Sound and fury and competitive positioning
The recent jet fuel clash is part of a long-running rivalry between the heads of Ryanair and Wizz Air.
O’Leary has repeatedly called Wizz Air’s financial resilience into question, and, in an interview published by Hungarian news outlet, telex, this January, Varadi said:
“I think we’ve gone bankrupt at least ten times as far as he is concerned. One needs only to look at our numbers: we have two billion euros in cash, which is higher than Ryanair’s liquidity ratio. I don’t know what he’s talking about. I get what he would like to see, which is to be the only airline, so they can take over the entire market.
“But that’s not the case anywhere, and it never will be. I don’t know what to say to that, except that if he keeps blabbering on, we’ll eventually file a complaint against him, and then he’ll think twice about what he says.”

It was these remarks that likely prompted O’Leary to say that Wizz Air would not have time to sue him.
Wizz Air is firmly rejecting O’Leary’s dire predictions of its summer fuel shortage and bankruptcy by the end of the year. But O’Leary’s full remarks focused less on taking jabs against competitors and more on the pressure the airline industry faces as the Iran conflict goes on.

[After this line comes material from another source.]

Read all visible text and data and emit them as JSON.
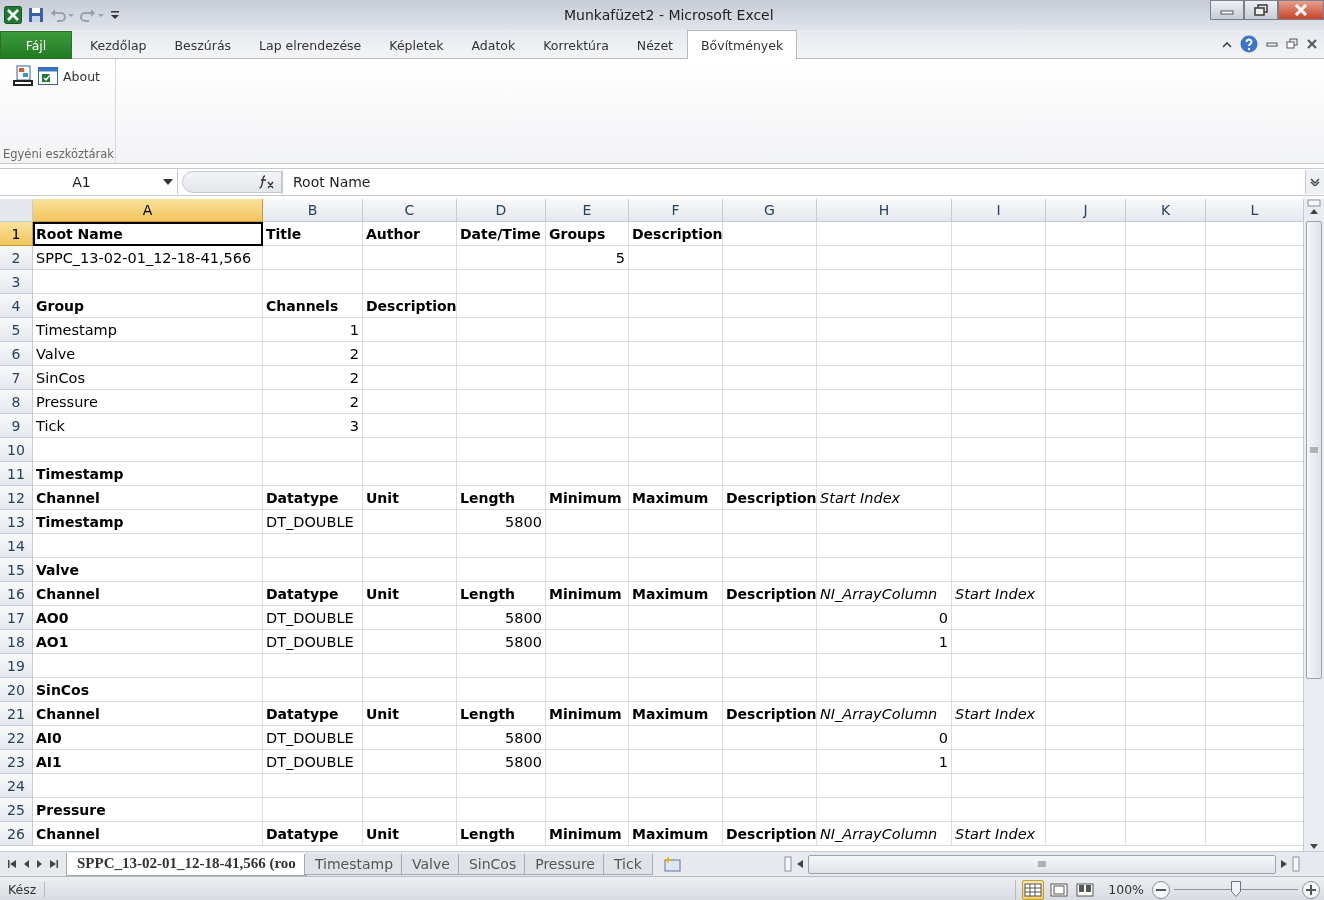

Whatever the back-and-forth between the low-cost leaders, the global aviation industry is contending with a jet fuel crisis. Fuel prices have surged, and while supply remains intact, uncertainty over the conflict’s duration is keeping costs high and putting pressure on airline margins.
“Everything was going great”, O’Leary claims, until Trump decided to “rip Iran apart”
The combative Ryanair chief blamed US President Donald Trump for the current predicament global airlines face with jet fuel supply. “As long as this war in the Middle East drags on and Trump continues to handle it so poorly, surely fuel prices will remain higher,” O’Leary said.
In a more targeted critique, O’Leary added, “Business was exploding this year, everything was going great. Then, Trump decides in mid-March to rip Iran apart and sends the world into a tailspin. You want to know what’s going to happen? The answer is that we don’t have a clue,” he said.
“I can’t predict the future. Our share price has dropped from €32 to €25 since Trump started bombing Iran. This means the market expects a drop in our profits, but making predictions now is impossible because we have no visibility on fuel prices in June, let alone for the winter.”
O’Leary noted that, looking forward, the best prediction for airlines is that the US President won’t hold power indefinitely. “Between now and 2028, anything can happen, but the only good news is that from 2028, Trump will no longer be in the White House; hopefully, there won’t be someone who can do as much damage as he did,” O’Leary concluded.